En chantant, Camille offre une brèche ouverte, un cœur à vif sur la table, alors que Johnny se tape le torse comme un gorille conquérant. Mais son chant ne conquiert rien […]. «Que je t’aime» ne prend son sens que dans l’ouverture sans fin d’une faille en soi vers soi, un étonnement d’être là, aimant et aimé. L’amour de Johnny, avec les mêmes mots pourtant, est unilatéral, théâtral. Celui de Camille est intime, émerveillé, presque secret, soumis à la majesté de ce qu’elle ressent.

À bien y penser, qu’il s’agisse de fables séculaires ou de nouveautés de la saison, c’est dans « l’ouverture d’une faille en soi vers soi », dans la reconnaissance d’une vulnérabilité profonde, que les livres sur l’amour parviennent à nous toucher, à nous faire réfléchir et à durer.
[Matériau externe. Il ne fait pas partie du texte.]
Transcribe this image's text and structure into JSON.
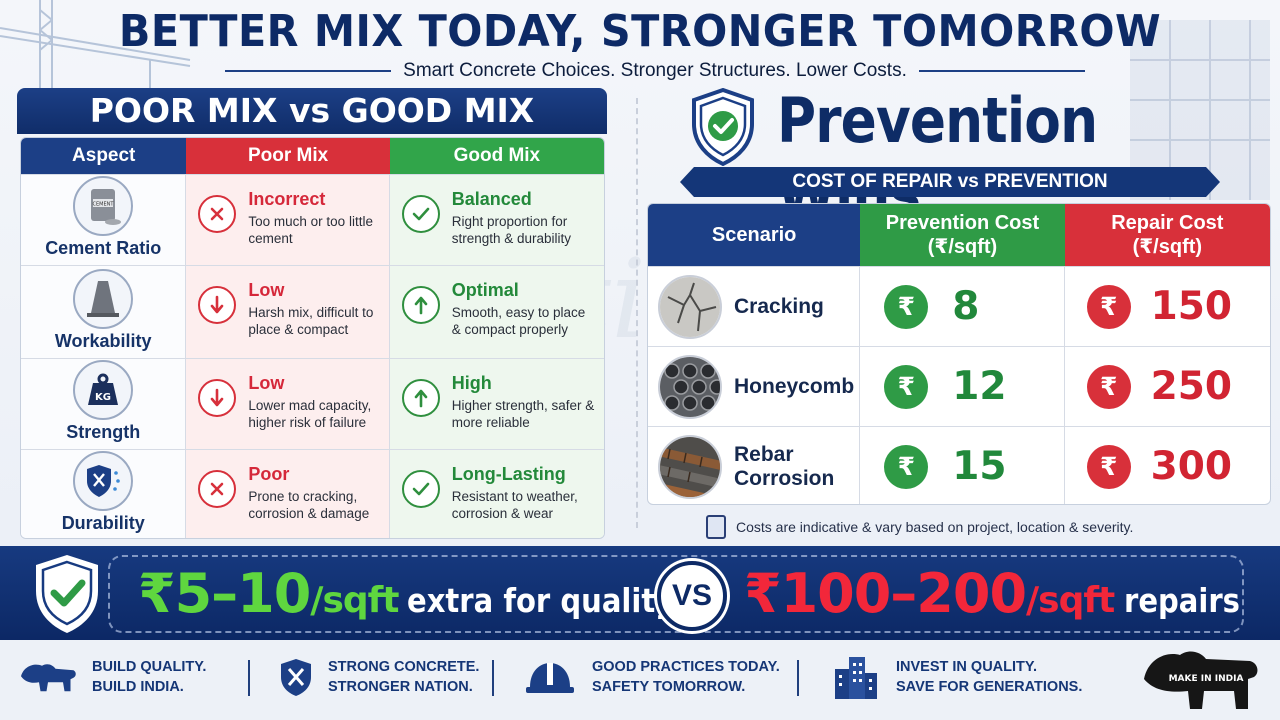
{
  "header": {
    "title": "BETTER MIX TODAY, STRONGER TOMORROW",
    "subtitle": "Smart Concrete Choices. Stronger Structures. Lower Costs."
  },
  "comparison": {
    "title": "POOR MIX vs GOOD MIX",
    "columns": {
      "aspect": "Aspect",
      "poor": "Poor Mix",
      "good": "Good Mix"
    },
    "rows": [
      {
        "aspect": "Cement Ratio",
        "icon": "cement-bag-icon",
        "poor_title": "Incorrect",
        "poor_desc": "Too much or too little cement",
        "poor_mark": "cross",
        "good_title": "Balanced",
        "good_desc": "Right proportion for strength & durability",
        "good_mark": "check"
      },
      {
        "aspect": "Workability",
        "icon": "slump-cone-icon",
        "poor_title": "Low",
        "poor_desc": "Harsh mix, difficult to place & compact",
        "poor_mark": "arrow-down",
        "good_title": "Optimal",
        "good_desc": "Smooth, easy to place & compact properly",
        "good_mark": "arrow-up"
      },
      {
        "aspect": "Strength",
        "icon": "kg-weight-icon",
        "poor_title": "Low",
        "poor_desc": "Lower mad capacity, higher risk of failure",
        "poor_mark": "arrow-down",
        "good_title": "High",
        "good_desc": "Higher strength, safer & more reliable",
        "good_mark": "arrow-up"
      },
      {
        "aspect": "Durability",
        "icon": "shield-rain-icon",
        "poor_title": "Poor",
        "poor_desc": "Prone to cracking, corrosion & damage",
        "poor_mark": "cross",
        "good_title": "Long-Lasting",
        "good_desc": "Resistant to weather, corrosion & wear",
        "good_mark": "check"
      }
    ]
  },
  "prevention": {
    "title": "Prevention Wins",
    "ribbon": "COST OF REPAIR vs PREVENTION",
    "columns": {
      "scenario": "Scenario",
      "prevention": "Prevention Cost\n(₹/sqft)",
      "repair": "Repair Cost\n(₹/sqft)"
    },
    "currency_symbol": "₹",
    "rows": [
      {
        "scenario": "Cracking",
        "prevention": "8",
        "repair": "150"
      },
      {
        "scenario": "Honeycomb",
        "prevention": "12",
        "repair": "250"
      },
      {
        "scenario": "Rebar\nCorrosion",
        "prevention": "15",
        "repair": "300"
      }
    ],
    "note": "Costs are indicative & vary based on project, location & severity."
  },
  "banner": {
    "left_value": "₹5–10",
    "left_unit": "/sqft",
    "left_text": "extra for quality",
    "vs": "VS",
    "right_value": "₹100–200",
    "right_unit": "/sqft",
    "right_text": "repairs"
  },
  "footer": {
    "items": [
      {
        "icon": "lion-icon",
        "text": "BUILD QUALITY.\nBUILD INDIA."
      },
      {
        "icon": "shield-tools-icon",
        "text": "STRONG CONCRETE.\nSTRONGER NATION."
      },
      {
        "icon": "hard-hat-icon",
        "text": "GOOD PRACTICES TODAY.\nSAFETY TOMORROW."
      },
      {
        "icon": "buildings-icon",
        "text": "INVEST IN QUALITY.\nSAVE FOR GENERATIONS."
      }
    ],
    "logo_text": "MAKE IN INDIA"
  },
  "colors": {
    "navy": "#0d2a66",
    "poor_red": "#d8303a",
    "good_green": "#31a54a",
    "banner_green": "#5fd63f",
    "banner_red": "#f2273a"
  }
}
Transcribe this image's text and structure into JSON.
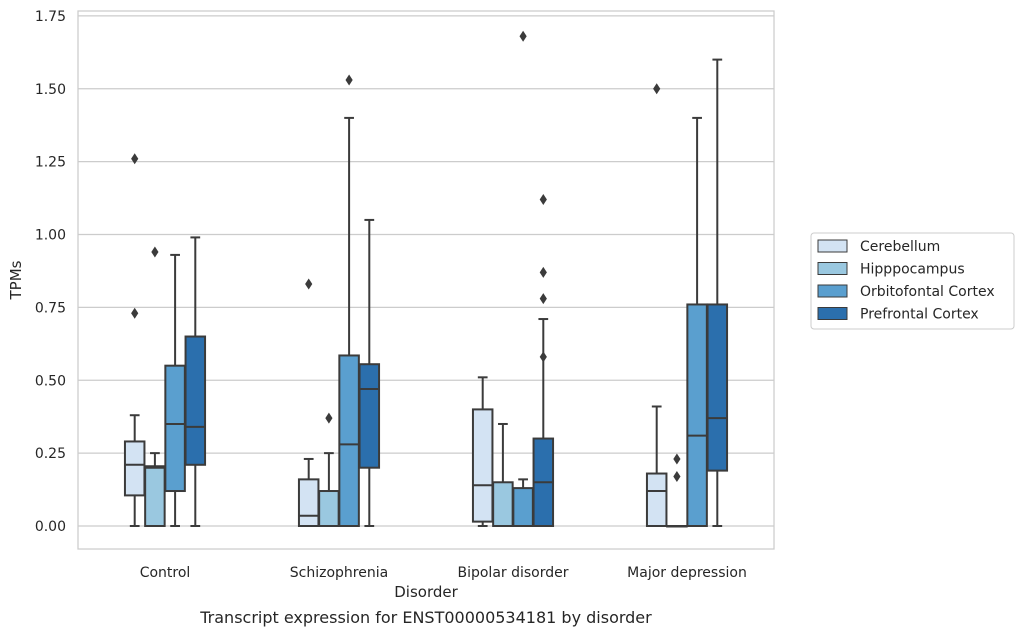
{
  "chart_data": {
    "type": "box",
    "title": "",
    "caption": "Transcript expression for ENST00000534181 by disorder",
    "xlabel": "Disorder",
    "ylabel": "TPMs",
    "ylim": [
      -0.08,
      1.76
    ],
    "yticks": [
      0.0,
      0.25,
      0.5,
      0.75,
      1.0,
      1.25,
      1.5,
      1.75
    ],
    "ytick_labels": [
      "0.00",
      "0.25",
      "0.50",
      "0.75",
      "1.00",
      "1.25",
      "1.50",
      "1.75"
    ],
    "grid": "horizontal",
    "legend_position": "right",
    "categories": [
      "Control",
      "Schizophrenia",
      "Bipolar disorder",
      "Major depression"
    ],
    "series": [
      {
        "name": "Cerebellum",
        "color": "#d3e3f3",
        "boxes": [
          {
            "whislo": 0.0,
            "q1": 0.105,
            "med": 0.21,
            "q3": 0.29,
            "whishi": 0.38,
            "fliers": [
              0.73,
              1.26
            ]
          },
          {
            "whislo": 0.0,
            "q1": 0.0,
            "med": 0.035,
            "q3": 0.16,
            "whishi": 0.23,
            "fliers": [
              0.83
            ]
          },
          {
            "whislo": 0.0,
            "q1": 0.015,
            "med": 0.14,
            "q3": 0.4,
            "whishi": 0.51,
            "fliers": []
          },
          {
            "whislo": 0.0,
            "q1": 0.0,
            "med": 0.12,
            "q3": 0.18,
            "whishi": 0.41,
            "fliers": [
              1.5
            ]
          }
        ]
      },
      {
        "name": "Hipppocampus",
        "color": "#9ac8e0",
        "boxes": [
          {
            "whislo": 0.0,
            "q1": 0.0,
            "med": 0.2,
            "q3": 0.205,
            "whishi": 0.25,
            "fliers": [
              0.94
            ]
          },
          {
            "whislo": 0.0,
            "q1": 0.0,
            "med": 0.0,
            "q3": 0.12,
            "whishi": 0.25,
            "fliers": [
              0.37
            ]
          },
          {
            "whislo": 0.0,
            "q1": 0.0,
            "med": 0.0,
            "q3": 0.15,
            "whishi": 0.35,
            "fliers": []
          },
          {
            "whislo": 0.0,
            "q1": 0.0,
            "med": 0.0,
            "q3": 0.0,
            "whishi": 0.0,
            "fliers": [
              0.17,
              0.23
            ]
          }
        ]
      },
      {
        "name": "Orbitofontal Cortex",
        "color": "#5a9fcf",
        "boxes": [
          {
            "whislo": 0.0,
            "q1": 0.12,
            "med": 0.35,
            "q3": 0.55,
            "whishi": 0.93,
            "fliers": []
          },
          {
            "whislo": 0.0,
            "q1": 0.0,
            "med": 0.28,
            "q3": 0.585,
            "whishi": 1.4,
            "fliers": [
              1.53
            ]
          },
          {
            "whislo": 0.0,
            "q1": 0.0,
            "med": 0.0,
            "q3": 0.13,
            "whishi": 0.16,
            "fliers": [
              1.68
            ]
          },
          {
            "whislo": 0.0,
            "q1": 0.0,
            "med": 0.31,
            "q3": 0.76,
            "whishi": 1.4,
            "fliers": []
          }
        ]
      },
      {
        "name": "Prefrontal Cortex",
        "color": "#2b6fad",
        "boxes": [
          {
            "whislo": 0.0,
            "q1": 0.21,
            "med": 0.34,
            "q3": 0.65,
            "whishi": 0.99,
            "fliers": []
          },
          {
            "whislo": 0.0,
            "q1": 0.2,
            "med": 0.47,
            "q3": 0.555,
            "whishi": 1.05,
            "fliers": []
          },
          {
            "whislo": 0.0,
            "q1": 0.0,
            "med": 0.15,
            "q3": 0.3,
            "whishi": 0.71,
            "fliers": [
              0.58,
              0.78,
              0.87,
              1.12
            ]
          },
          {
            "whislo": 0.0,
            "q1": 0.19,
            "med": 0.37,
            "q3": 0.76,
            "whishi": 1.6,
            "fliers": []
          }
        ]
      }
    ]
  }
}
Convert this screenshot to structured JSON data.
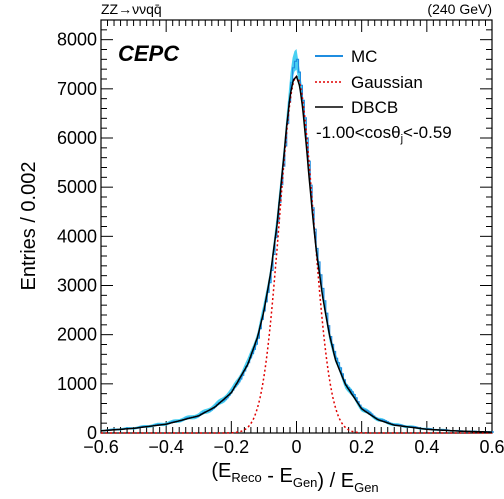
{
  "chart_data": {
    "type": "line",
    "header_left": "ZZ→ννqq̄",
    "header_right": "(240 GeV)",
    "logo": "CEPC",
    "xlabel": "(E_Reco - E_Gen) / E_Gen",
    "ylabel": "Entries / 0.002",
    "xlim": [
      -0.6,
      0.6
    ],
    "ylim": [
      0,
      8400
    ],
    "xticks": [
      -0.6,
      -0.4,
      -0.2,
      0,
      0.2,
      0.4,
      0.6
    ],
    "xtick_labels": [
      "−0.6",
      "−0.4",
      "−0.2",
      "0",
      "0.2",
      "0.4",
      "0.6"
    ],
    "yticks": [
      0,
      1000,
      2000,
      3000,
      4000,
      5000,
      6000,
      7000,
      8000
    ],
    "ytick_labels": [
      "0",
      "1000",
      "2000",
      "3000",
      "4000",
      "5000",
      "6000",
      "7000",
      "8000"
    ],
    "cut_label": "-1.00<cosθ_j<-0.59",
    "legend_position": "top-right",
    "colors": {
      "mc": "#1f8de0",
      "mc_band": "#29c8f0",
      "gaussian": "#e00000",
      "dbcb": "#000000"
    },
    "series": [
      {
        "name": "MC",
        "style": "histogram with error band",
        "x": [
          -0.6,
          -0.5,
          -0.4,
          -0.3,
          -0.25,
          -0.2,
          -0.15,
          -0.12,
          -0.1,
          -0.08,
          -0.06,
          -0.05,
          -0.04,
          -0.03,
          -0.02,
          -0.01,
          0.0,
          0.01,
          0.02,
          0.03,
          0.04,
          0.05,
          0.06,
          0.08,
          0.1,
          0.12,
          0.15,
          0.2,
          0.25,
          0.3,
          0.4,
          0.5,
          0.6
        ],
        "y": [
          50,
          100,
          190,
          360,
          540,
          830,
          1400,
          1950,
          2500,
          3250,
          4250,
          4900,
          5600,
          6350,
          7000,
          7450,
          7600,
          7250,
          6700,
          5950,
          5150,
          4450,
          3800,
          2800,
          2050,
          1500,
          1000,
          500,
          280,
          170,
          80,
          40,
          20
        ]
      },
      {
        "name": "Gaussian",
        "style": "dotted",
        "mean": 0.0,
        "sigma": 0.052,
        "peak": 7250
      },
      {
        "name": "DBCB",
        "style": "solid",
        "x": [
          -0.6,
          -0.5,
          -0.4,
          -0.3,
          -0.25,
          -0.2,
          -0.15,
          -0.12,
          -0.1,
          -0.08,
          -0.06,
          -0.05,
          -0.04,
          -0.03,
          -0.02,
          -0.01,
          0.0,
          0.01,
          0.02,
          0.03,
          0.04,
          0.05,
          0.06,
          0.08,
          0.1,
          0.12,
          0.15,
          0.2,
          0.25,
          0.3,
          0.4,
          0.5,
          0.6
        ],
        "y": [
          45,
          95,
          180,
          350,
          530,
          820,
          1390,
          1940,
          2480,
          3230,
          4230,
          4880,
          5550,
          6250,
          6850,
          7180,
          7250,
          7050,
          6550,
          5850,
          5100,
          4400,
          3750,
          2780,
          2030,
          1480,
          990,
          490,
          270,
          160,
          75,
          38,
          18
        ]
      }
    ]
  }
}
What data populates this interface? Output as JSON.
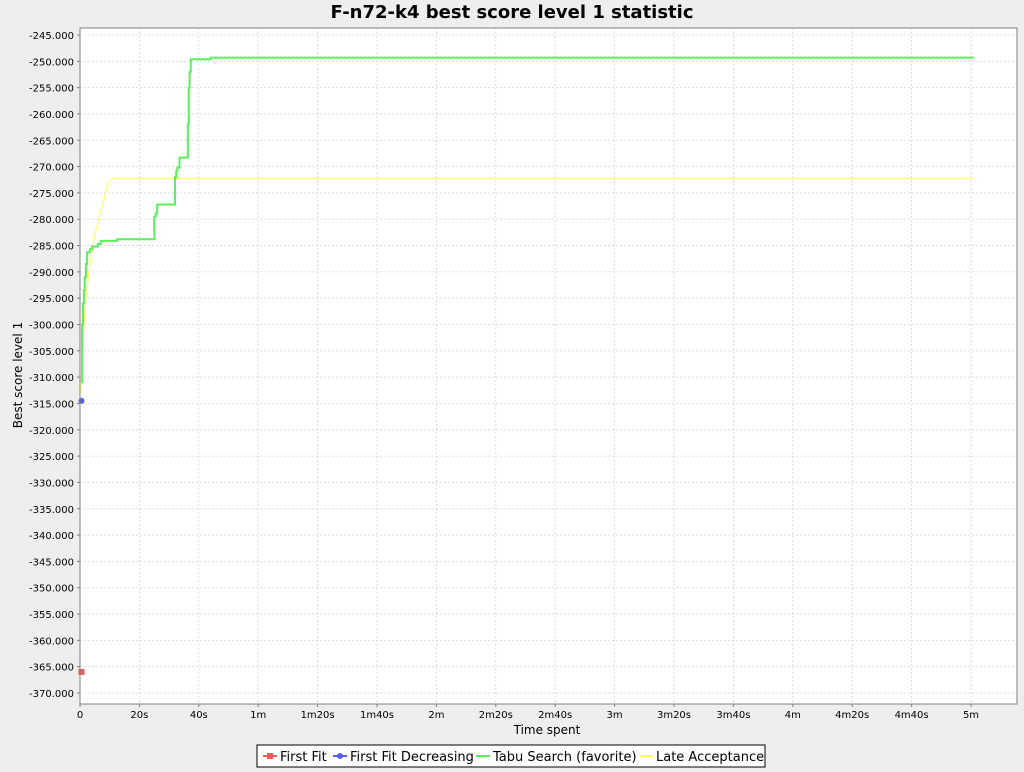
{
  "chart_data": {
    "type": "line",
    "title": "F-n72-k4 best score level 1 statistic",
    "xlabel": "Time spent",
    "ylabel": "Best score level 1",
    "x_unit": "seconds",
    "xlim": [
      0,
      315
    ],
    "ylim": [
      -372000,
      -243000
    ],
    "x_ticks": [
      {
        "value": 0,
        "label": "0"
      },
      {
        "value": 20,
        "label": "20s"
      },
      {
        "value": 40,
        "label": "40s"
      },
      {
        "value": 60,
        "label": "1m"
      },
      {
        "value": 80,
        "label": "1m20s"
      },
      {
        "value": 100,
        "label": "1m40s"
      },
      {
        "value": 120,
        "label": "2m"
      },
      {
        "value": 140,
        "label": "2m20s"
      },
      {
        "value": 160,
        "label": "2m40s"
      },
      {
        "value": 180,
        "label": "3m"
      },
      {
        "value": 200,
        "label": "3m20s"
      },
      {
        "value": 220,
        "label": "3m40s"
      },
      {
        "value": 240,
        "label": "4m"
      },
      {
        "value": 260,
        "label": "4m20s"
      },
      {
        "value": 280,
        "label": "4m40s"
      },
      {
        "value": 300,
        "label": "5m"
      }
    ],
    "y_ticks": [
      {
        "value": -245000,
        "label": "-245.000"
      },
      {
        "value": -250000,
        "label": "-250.000"
      },
      {
        "value": -255000,
        "label": "-255.000"
      },
      {
        "value": -260000,
        "label": "-260.000"
      },
      {
        "value": -265000,
        "label": "-265.000"
      },
      {
        "value": -270000,
        "label": "-270.000"
      },
      {
        "value": -275000,
        "label": "-275.000"
      },
      {
        "value": -280000,
        "label": "-280.000"
      },
      {
        "value": -285000,
        "label": "-285.000"
      },
      {
        "value": -290000,
        "label": "-290.000"
      },
      {
        "value": -295000,
        "label": "-295.000"
      },
      {
        "value": -300000,
        "label": "-300.000"
      },
      {
        "value": -305000,
        "label": "-305.000"
      },
      {
        "value": -310000,
        "label": "-310.000"
      },
      {
        "value": -315000,
        "label": "-315.000"
      },
      {
        "value": -320000,
        "label": "-320.000"
      },
      {
        "value": -325000,
        "label": "-325.000"
      },
      {
        "value": -330000,
        "label": "-330.000"
      },
      {
        "value": -335000,
        "label": "-335.000"
      },
      {
        "value": -340000,
        "label": "-340.000"
      },
      {
        "value": -345000,
        "label": "-345.000"
      },
      {
        "value": -350000,
        "label": "-350.000"
      },
      {
        "value": -355000,
        "label": "-355.000"
      },
      {
        "value": -360000,
        "label": "-360.000"
      },
      {
        "value": -365000,
        "label": "-365.000"
      },
      {
        "value": -370000,
        "label": "-370.000"
      }
    ],
    "grid": true,
    "legend_position": "bottom-center",
    "series": [
      {
        "name": "First Fit",
        "color": "#f05b5b",
        "marker": "square",
        "step": true,
        "line_width": 1.5,
        "points": [
          [
            0.5,
            -366000
          ]
        ]
      },
      {
        "name": "First Fit Decreasing",
        "color": "#5b5bf0",
        "marker": "circle",
        "step": true,
        "line_width": 1.5,
        "points": [
          [
            0.5,
            -314500
          ]
        ]
      },
      {
        "name": "Tabu Search (favorite)",
        "color": "#5bf05b",
        "marker": "none",
        "step": true,
        "line_width": 2,
        "points": [
          [
            0.5,
            -311000
          ],
          [
            0.7,
            -300000
          ],
          [
            1.0,
            -296000
          ],
          [
            1.3,
            -293500
          ],
          [
            1.6,
            -291000
          ],
          [
            2.0,
            -288500
          ],
          [
            2.4,
            -286300
          ],
          [
            3.3,
            -285700
          ],
          [
            4.0,
            -285200
          ],
          [
            6.0,
            -284700
          ],
          [
            7.0,
            -284100
          ],
          [
            12.5,
            -283800
          ],
          [
            25.0,
            -279500
          ],
          [
            25.5,
            -278900
          ],
          [
            26.0,
            -277200
          ],
          [
            32.0,
            -272000
          ],
          [
            32.4,
            -270800
          ],
          [
            32.8,
            -270200
          ],
          [
            33.5,
            -268300
          ],
          [
            36.3,
            -262000
          ],
          [
            36.6,
            -255000
          ],
          [
            36.9,
            -252000
          ],
          [
            37.3,
            -249600
          ],
          [
            44.0,
            -249300
          ],
          [
            301.0,
            -249300
          ]
        ]
      },
      {
        "name": "Late Acceptance",
        "color": "#ffff66",
        "marker": "none",
        "step": false,
        "line_width": 1.2,
        "points": [
          [
            0.3,
            -313000
          ],
          [
            0.8,
            -306000
          ],
          [
            1.3,
            -300000
          ],
          [
            2.0,
            -295000
          ],
          [
            2.8,
            -291000
          ],
          [
            3.5,
            -288000
          ],
          [
            4.2,
            -285500
          ],
          [
            5.0,
            -283000
          ],
          [
            6.0,
            -280500
          ],
          [
            7.0,
            -278500
          ],
          [
            8.0,
            -276500
          ],
          [
            9.0,
            -274000
          ],
          [
            10.0,
            -272800
          ],
          [
            11.0,
            -272300
          ],
          [
            301.0,
            -272300
          ]
        ]
      }
    ]
  }
}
Car, pour le dire comme Pyrame et Thisbé lorsqu’ils s’adressent au mur fissuré qui les tient séparés : « Nous le reconnaissons, nous te devons ce qui nous est donné : le passage des mots dans les oreilles aimées*. » Il y a là une définition de la littérature plus juste qu’il n’y paraît.


 

 

 

* Ovide, Les Métamorphoses, traduction de Marie Cosnay.